John Loos, household and property strategist at FNB Home
Loans said that the survey showed the changing behaviour that was beginning to
happen in the household sector.
First time buyers had become far less significant in the
home buying market around recession time, dropping to an estimated 15% of total
home buyers by 2008, according to the sample of agents surveyed at the time.
However, according to FNB, the past three years have seen
consecutive increases in the first time buying percentage, with a very
significant jump from 17% in 2010 to 23% in 2011. This was the highest first
time buying percentage since 2005. However, one should bear in mind that
overall home buying volumes were far lower compared with 2005/6, so this
percentage still represented a far lower overall number of first time buyers
compared to then.
Nevertheless, the percentage improvement over the past 3
years was partly reflective of improved first time home buyer confidence.
Confidence alone was an important factor in driving first time buyer demand.

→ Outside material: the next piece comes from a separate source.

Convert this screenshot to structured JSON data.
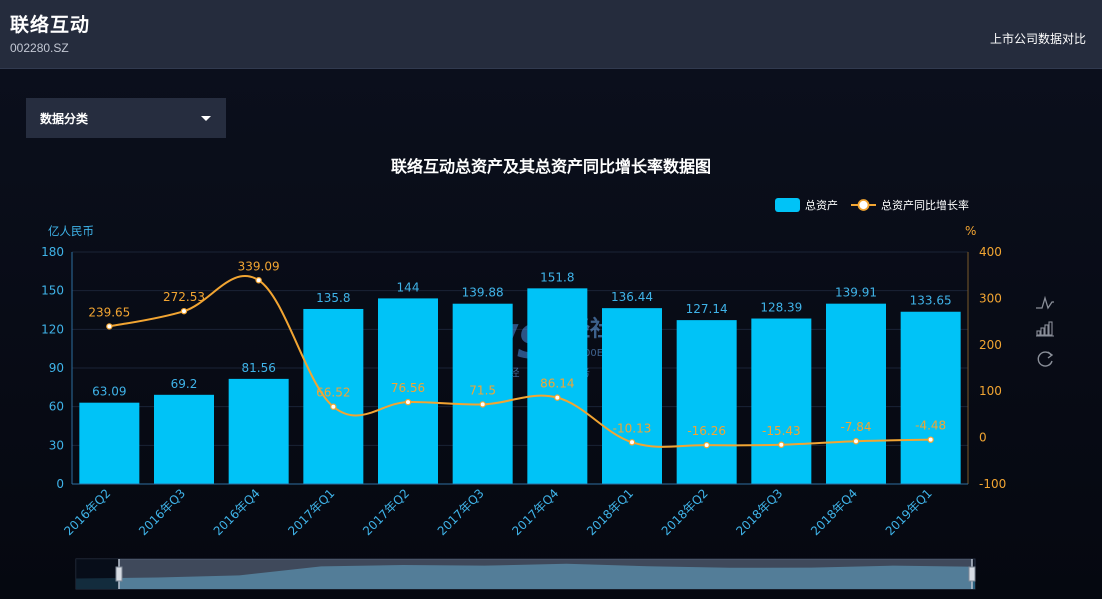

Unlike established households, for whom having a home was
often a more urgent and pressing matter, many young first time buyers have had
the flexibility of remaining in the rental market until such time as economic
or interest rate conditions improved, or alternatively postponing their
departure from their parents' home.
It should therefore not be too surprising that the recovery
in the first time buying percentage lagged the overall market recovery
somewhat, with a portion probably choosing to adopt a "wait-and-see
approach, but were now (rightly or wrongly) more encouraged as the memory of
recession and high interest rates fades.
In addition, it was true that banks had relaxed their credit
criteria gradually and mildly since 2008, which was crucial for first time
buyers in a country which has an extremely low savings rate that makes deposit
requirements troublesome for many.
Loos did point out however, that FNB believed household saving would improve noticeably in 2012, and indeed in the housing market some agents were already starting to see signs that this was happening. Higher savings rates were a far more desirable solution to the home loan deposit constraint than merely relying on banks to relax credit criteria.